Financial gain has long been a motivating factor at the root of the modern maternity care system— and it helps maintain the status quo today. Childbirth remains the number one cause of hospitalization for women in the U.S. A hospital birth will cost anywhere from $8,500 for an uncomplicated vaginal delivery to upwards of $20,000 for a c-section with complications. Taxpayers shoulder a significant portion of this burden, through the rising costs of programs like Medicaid, which cover the costs of millions of births each year.
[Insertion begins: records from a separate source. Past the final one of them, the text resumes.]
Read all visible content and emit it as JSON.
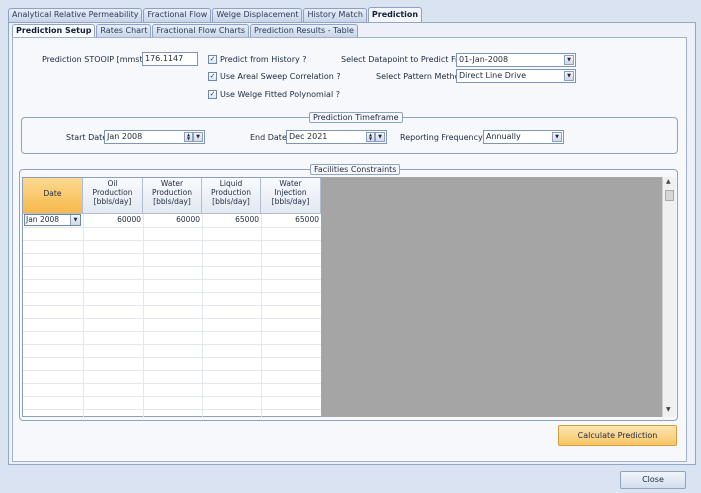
{
  "main_tabs": [
    {
      "label": "Analytical Relative Permeability"
    },
    {
      "label": "Fractional Flow"
    },
    {
      "label": "Welge Displacement"
    },
    {
      "label": "History Match"
    },
    {
      "label": "Prediction"
    }
  ],
  "sub_tabs": [
    {
      "label": "Prediction Setup"
    },
    {
      "label": "Rates Chart"
    },
    {
      "label": "Fractional Flow Charts"
    },
    {
      "label": "Prediction Results - Table"
    }
  ],
  "setup": {
    "stooip_label": "Prediction STOOIP [mmstb]",
    "stooip_value": "176.1147",
    "predict_from_history_label": "Predict from History ?",
    "predict_from_history_checked": true,
    "areal_sweep_label": "Use Areal Sweep Correlation ?",
    "areal_sweep_checked": true,
    "welge_poly_label": "Use Welge Fitted Polynomial ?",
    "welge_poly_checked": true,
    "datapoint_label": "Select Datapoint to Predict From",
    "datapoint_value": "01-Jan-2008",
    "pattern_label": "Select Pattern Method",
    "pattern_value": "Direct Line Drive"
  },
  "timeframe": {
    "title": "Prediction Timeframe",
    "start_label": "Start Date",
    "start_value": "Jan 2008",
    "end_label": "End Date",
    "end_value": "Dec 2021",
    "frequency_label": "Reporting Frequency",
    "frequency_value": "Annually"
  },
  "facilities": {
    "title": "Facilities Constraints",
    "headers": [
      {
        "line1": "Date",
        "line2": "",
        "line3": ""
      },
      {
        "line1": "Oil",
        "line2": "Production",
        "line3": "[bbls/day]"
      },
      {
        "line1": "Water",
        "line2": "Production",
        "line3": "[bbls/day]"
      },
      {
        "line1": "Liquid",
        "line2": "Production",
        "line3": "[bbls/day]"
      },
      {
        "line1": "Water",
        "line2": "Injection",
        "line3": "[bbls/day]"
      }
    ],
    "rows": [
      {
        "date": "Jan 2008",
        "oil": "60000",
        "water": "60000",
        "liquid": "65000",
        "injection": "65000"
      }
    ]
  },
  "buttons": {
    "calculate": "Calculate Prediction",
    "close": "Close"
  },
  "colors": {
    "accent_selected_header": "#f6b94c",
    "calculate_button": "#f8c465",
    "panel_background": "#edf1f7"
  }
}
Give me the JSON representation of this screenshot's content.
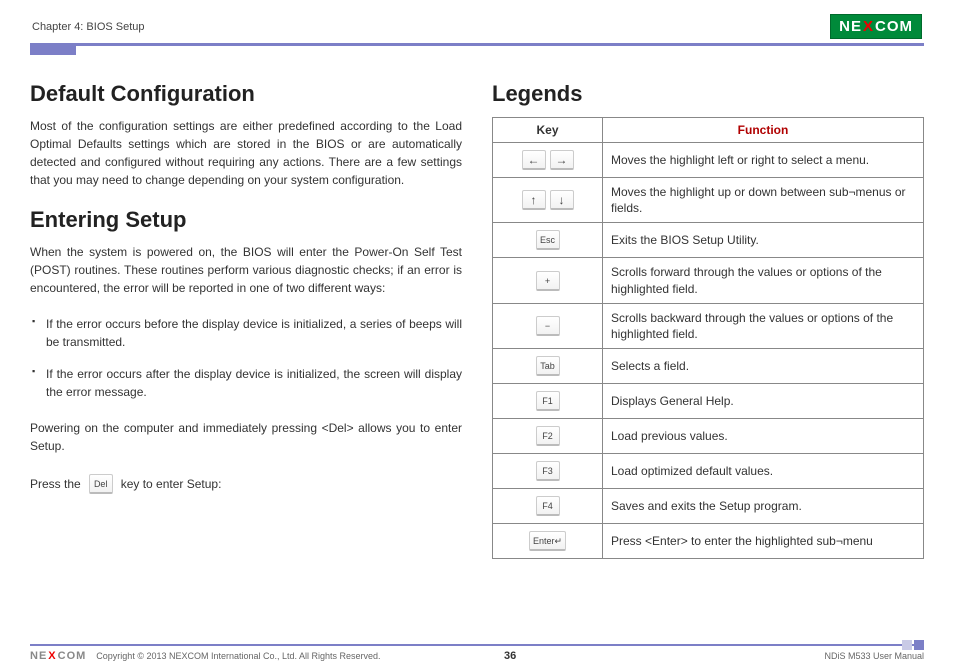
{
  "header": {
    "chapter": "Chapter 4: BIOS Setup",
    "brand_pre": "NE",
    "brand_x": "X",
    "brand_post": "COM"
  },
  "left": {
    "h_default": "Default Configuration",
    "p_default": "Most of the configuration settings are either predefined according to the Load Optimal Defaults settings which are stored in the BIOS or are automatically detected and configured without requiring any actions. There are a few settings that you may need to change depending on your system configuration.",
    "h_entering": "Entering Setup",
    "p_entering": "When the system is powered on, the BIOS will enter the Power-On Self Test (POST) routines. These routines perform various diagnostic checks; if an error is encountered, the error will be reported in one of two different ways:",
    "bullets": [
      "If the error occurs before the display device is initialized, a series of beeps will be transmitted.",
      "If the error occurs after the display device is initialized, the screen will display the error message."
    ],
    "p_del": "Powering on the computer and immediately pressing <Del> allows you to enter Setup.",
    "press_pre": "Press the",
    "press_key": "Del",
    "press_post": "key to enter Setup:"
  },
  "right": {
    "h_legends": "Legends",
    "th_key": "Key",
    "th_func": "Function",
    "rows": [
      {
        "keys": [
          "←",
          "→"
        ],
        "cls": "arrow",
        "func": "Moves the highlight left or right to select a menu."
      },
      {
        "keys": [
          "↑",
          "↓"
        ],
        "cls": "arrow",
        "func": "Moves the highlight up or down between sub¬menus or fields."
      },
      {
        "keys": [
          "Esc"
        ],
        "cls": "",
        "func": "Exits the BIOS Setup Utility."
      },
      {
        "keys": [
          "+"
        ],
        "cls": "",
        "func": "Scrolls forward through the values or options of the highlighted field."
      },
      {
        "keys": [
          "−"
        ],
        "cls": "",
        "func": "Scrolls backward through the values or options of the highlighted field."
      },
      {
        "keys": [
          "Tab"
        ],
        "cls": "",
        "func": "Selects a field."
      },
      {
        "keys": [
          "F1"
        ],
        "cls": "",
        "func": "Displays General Help."
      },
      {
        "keys": [
          "F2"
        ],
        "cls": "",
        "func": "Load previous values."
      },
      {
        "keys": [
          "F3"
        ],
        "cls": "",
        "func": "Load optimized default values."
      },
      {
        "keys": [
          "F4"
        ],
        "cls": "",
        "func": "Saves and exits the Setup program."
      },
      {
        "keys": [
          "Enter↵"
        ],
        "cls": "",
        "func": "Press <Enter> to enter the highlighted sub¬menu"
      }
    ]
  },
  "footer": {
    "copyright": "Copyright © 2013 NEXCOM International Co., Ltd. All Rights Reserved.",
    "page": "36",
    "manual": "NDiS M533 User Manual"
  }
}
Since many minority women rely on Medicaid, as well as other families of low socio-economic status, this government supported socialized medicine needs to change. Unless Medicaid starts to pay for home births, these women are trapped into a system of hospital maternity care where they are at a great risk of mortal complications.
Birthing for a typical pregnancy should be about the mother’s choice, not financial or government supported medical services. I still remember a story my midwives shared about a grandmother of a client offering to pay for her granddaughter’s hospital birth, not understanding her home birth choice. As it was during the grandmother’s time, she assumed her granddaughter was choosing the only option she could afford. Little did she know that the home birth was actually more expensive, as the granddaughter had to pay out of pocket for the experience, whereas had she been on Medicaid, of which she qualified, her hospital birth would have not cost a dime.
Representative Chellie Pingree (D-Maine) has introduced legislation that would mandate states offer Medicaid coverage to Certified Professional Midwives (CPM). Rep. Pingree states,
This is not a partisan issue. I believe it’s important that women are able to have the birth experience they want, regardless of where they live and how much money they make. Women with Medicaid coverage [should] have the same access to high quality, safe, and cost-effective services.
I couldn’t agree more!
Photo: Some rights reserved by Farrish
Susan Jenkins says
Last year, as part of the Affordable Care Act (the new health care reform law), Congress added birth centers facility costs and the professional services of all types of midwives (Licensed Midwives/CPMs as well as CNMs) who work in birth centers to the list of health care services that state Medicaid plans and Medicaid managed care plans MUST offer for all pregnant women on Medicaid. It makes so much sense to expand that coverage of out-of-hospital births to also include births in the woman’s home, particularly since many midwives who own birth centers also offer home birth services. Numerous studies have demonstrated that women of low socio-economic status or who belong to minority groups have excellent outcomes with midwives and in birth centers. And the cost-savings are amazing, including savings from far fewer c-sections or NICU admissions about the out-of-hospital-birth population.